I guess my point here is there are always things we don’t think we can handle but we just do them without question because it’s what is best for our child. I was his safe place in that moment versus a stranger in scrubs. So at the end of the day I really, really hate the emotional rollercoaster of surgeries but I’m thankful for the medical advances that make them possible. I’m thankful that he won’t remember either of these surgeries when he’s older. And I’m thankful for a husband that holds it all together when I can’t.

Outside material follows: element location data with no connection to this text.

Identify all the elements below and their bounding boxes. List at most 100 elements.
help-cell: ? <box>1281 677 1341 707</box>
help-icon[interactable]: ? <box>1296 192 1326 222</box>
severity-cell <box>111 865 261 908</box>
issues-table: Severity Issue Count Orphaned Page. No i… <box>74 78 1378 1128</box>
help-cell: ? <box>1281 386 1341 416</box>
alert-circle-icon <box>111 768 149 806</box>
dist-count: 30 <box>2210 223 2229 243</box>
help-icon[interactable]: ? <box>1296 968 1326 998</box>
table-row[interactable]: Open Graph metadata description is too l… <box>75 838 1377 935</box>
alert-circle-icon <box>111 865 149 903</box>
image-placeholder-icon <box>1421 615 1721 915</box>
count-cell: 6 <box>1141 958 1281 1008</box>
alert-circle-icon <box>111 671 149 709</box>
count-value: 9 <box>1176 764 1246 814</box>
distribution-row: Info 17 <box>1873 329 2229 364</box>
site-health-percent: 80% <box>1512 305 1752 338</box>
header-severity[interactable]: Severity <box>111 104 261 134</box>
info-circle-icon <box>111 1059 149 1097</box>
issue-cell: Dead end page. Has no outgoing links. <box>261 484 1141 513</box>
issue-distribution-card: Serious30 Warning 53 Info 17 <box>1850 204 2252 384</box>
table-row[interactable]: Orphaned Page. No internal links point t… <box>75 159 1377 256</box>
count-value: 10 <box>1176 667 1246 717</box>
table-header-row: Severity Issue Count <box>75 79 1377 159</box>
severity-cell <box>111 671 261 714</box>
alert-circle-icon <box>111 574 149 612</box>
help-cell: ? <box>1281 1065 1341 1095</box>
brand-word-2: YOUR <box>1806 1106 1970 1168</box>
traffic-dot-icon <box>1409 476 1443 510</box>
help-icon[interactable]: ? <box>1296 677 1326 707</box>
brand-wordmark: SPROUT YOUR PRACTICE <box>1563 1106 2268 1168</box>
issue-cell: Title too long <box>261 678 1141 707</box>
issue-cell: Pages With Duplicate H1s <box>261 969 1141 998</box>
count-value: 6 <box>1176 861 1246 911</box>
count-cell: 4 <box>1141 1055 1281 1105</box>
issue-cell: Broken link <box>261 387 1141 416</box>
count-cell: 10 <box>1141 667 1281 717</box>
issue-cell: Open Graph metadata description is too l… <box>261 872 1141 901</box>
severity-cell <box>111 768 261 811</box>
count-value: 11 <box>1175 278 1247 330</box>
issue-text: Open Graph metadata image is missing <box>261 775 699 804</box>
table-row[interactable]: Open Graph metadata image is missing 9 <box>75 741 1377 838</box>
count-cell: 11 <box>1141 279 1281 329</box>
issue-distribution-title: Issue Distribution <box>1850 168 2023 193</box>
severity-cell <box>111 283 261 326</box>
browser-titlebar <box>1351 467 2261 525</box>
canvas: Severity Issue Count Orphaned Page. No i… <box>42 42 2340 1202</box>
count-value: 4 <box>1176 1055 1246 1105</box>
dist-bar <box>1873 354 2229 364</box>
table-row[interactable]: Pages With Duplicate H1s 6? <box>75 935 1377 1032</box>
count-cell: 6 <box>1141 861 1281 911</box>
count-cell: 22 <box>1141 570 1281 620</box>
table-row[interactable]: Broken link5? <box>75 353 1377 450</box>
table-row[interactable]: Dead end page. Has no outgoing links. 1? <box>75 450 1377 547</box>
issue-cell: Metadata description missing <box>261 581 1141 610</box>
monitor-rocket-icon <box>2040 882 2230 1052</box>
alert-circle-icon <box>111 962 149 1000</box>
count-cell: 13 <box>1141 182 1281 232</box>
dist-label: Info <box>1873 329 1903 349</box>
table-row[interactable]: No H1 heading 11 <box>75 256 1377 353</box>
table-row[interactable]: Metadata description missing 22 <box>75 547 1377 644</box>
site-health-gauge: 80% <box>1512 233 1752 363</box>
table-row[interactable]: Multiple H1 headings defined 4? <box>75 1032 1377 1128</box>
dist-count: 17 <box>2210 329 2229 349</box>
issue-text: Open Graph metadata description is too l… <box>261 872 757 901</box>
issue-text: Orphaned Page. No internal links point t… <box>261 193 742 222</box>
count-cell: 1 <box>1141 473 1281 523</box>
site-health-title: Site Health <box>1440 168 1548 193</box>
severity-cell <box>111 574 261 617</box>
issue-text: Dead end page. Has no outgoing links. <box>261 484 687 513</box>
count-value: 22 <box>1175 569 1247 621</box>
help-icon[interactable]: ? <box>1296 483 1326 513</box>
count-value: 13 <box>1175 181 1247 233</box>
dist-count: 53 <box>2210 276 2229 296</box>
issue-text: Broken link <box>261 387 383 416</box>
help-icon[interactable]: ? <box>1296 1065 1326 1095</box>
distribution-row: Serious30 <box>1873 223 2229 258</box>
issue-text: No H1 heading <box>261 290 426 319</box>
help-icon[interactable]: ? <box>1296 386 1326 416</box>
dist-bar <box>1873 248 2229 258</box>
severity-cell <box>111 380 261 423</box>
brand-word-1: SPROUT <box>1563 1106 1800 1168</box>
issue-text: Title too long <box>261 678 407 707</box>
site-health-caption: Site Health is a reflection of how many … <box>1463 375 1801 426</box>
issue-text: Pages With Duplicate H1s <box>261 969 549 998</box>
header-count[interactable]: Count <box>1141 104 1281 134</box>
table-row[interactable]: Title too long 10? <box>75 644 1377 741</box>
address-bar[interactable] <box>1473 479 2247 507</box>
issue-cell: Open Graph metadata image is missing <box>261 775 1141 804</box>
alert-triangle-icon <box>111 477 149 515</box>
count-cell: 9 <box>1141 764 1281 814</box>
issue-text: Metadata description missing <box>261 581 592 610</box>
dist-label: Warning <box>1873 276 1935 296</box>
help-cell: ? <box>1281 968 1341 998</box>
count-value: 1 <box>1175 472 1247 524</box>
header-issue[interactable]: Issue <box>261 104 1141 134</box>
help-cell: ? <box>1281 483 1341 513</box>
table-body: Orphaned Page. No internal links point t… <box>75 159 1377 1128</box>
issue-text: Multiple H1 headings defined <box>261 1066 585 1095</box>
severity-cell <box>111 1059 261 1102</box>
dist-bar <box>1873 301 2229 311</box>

So what battle you ask? We still aren’t quite sure. Here’s what we know…Rowan has many “abnormalities” many “anomalies” but who wants to be normal anyway? Every week it seems our geneticist and neurologist are “conferring”…aka arguing. One thinks it’s genetic and the other thinks it’s neurological or neuromuscular. They don’t ever seem to agree with next steps or testing. Regardless, Rowan seems to amaze them all with what he figures out how to do. Our son is smart. He is strong. He is resilient. Sometimes his mind knows what to do but his body can’t quite keep up so he gets frustrated. So before you go labeling and judging kids in public when they have a meltdown, know their story first. Rowan is a very good baby but I know we have many moments ahead of us of pure frustration. I feel for you other mamas out there when I see you. You’re not alone. When it comes to size, he has never made it on a chart. When it comes to milestones we are way behind. But without both ends of the spectrum we wouldn’t even have charts or guidelines. So in our home we celebrate inches not milestones. You best believe the day he learns to walk I will bawl my eyes out! I’m learning to stop comparing. I’d love to say I’m there already because I KNOW that no two children are the same…but I’m still working on it. You see, when I get a text showing what another baby in the family learned to do so quickly I WANT to be happy. When I see someone that’s pregnant again, I want so badly to be ecstatic for them. But part of me hurts because I know my son had to work sooo hard to master that skill and I don’t know if that’s in our future. But at the same time who am I to even get frustrated when so many people I know can’t even get pregnant or they have a child literally fighting for their life right now. I am blessed but I am human so I I’ll continue to work on this part of me.

When you’re pregnant and even before, you find yourself daydreaming of how things will be. You picture yourself as a mom and your husband as a dad. You have this “image” of what your family will be like. I am nothing like how I pictured myself. I thought I’d love family gatherings. I thought I’d be fine with people loving on him and I thought that him playing in the dirt and grass would be an everyday occurrence. I was wrong. I DREAD family and social gatherings. I HATE people loving on him and do not allow kisses. And all I can think when playing outside is, “Will this grass break him out since he’s allergic to what seems like everything?, Are there chemicals on the lawn that could harm him since everything goes in his mouth?” People tell me “Just relax. He’s fine. Calm down.” The reality is I can’t just relax. Since having a baby early; having a baby with special needs (something I refused to let myself say out loud for months), I am filled with anxiety. It’s not something I can simply turn off. Some may call it PTSD. Some may say it’s a hormonal imbalance. Others may argue I’m just uptight or pushing people away. Call it whatever you want but I’m just trying to protect my son. What every mother tries their best to do. We have spent more hours than I can count inside Children’s Hospital facilities. And not because of admissions. We have six specialist and three different types of therapy. And as much as I LOVE our care team, I don’t want to spend any extra time there. I say we and our versus he and his because we are in this fight together. Our son will never fight this battle alone. We are his voice and his protectors. His advocates.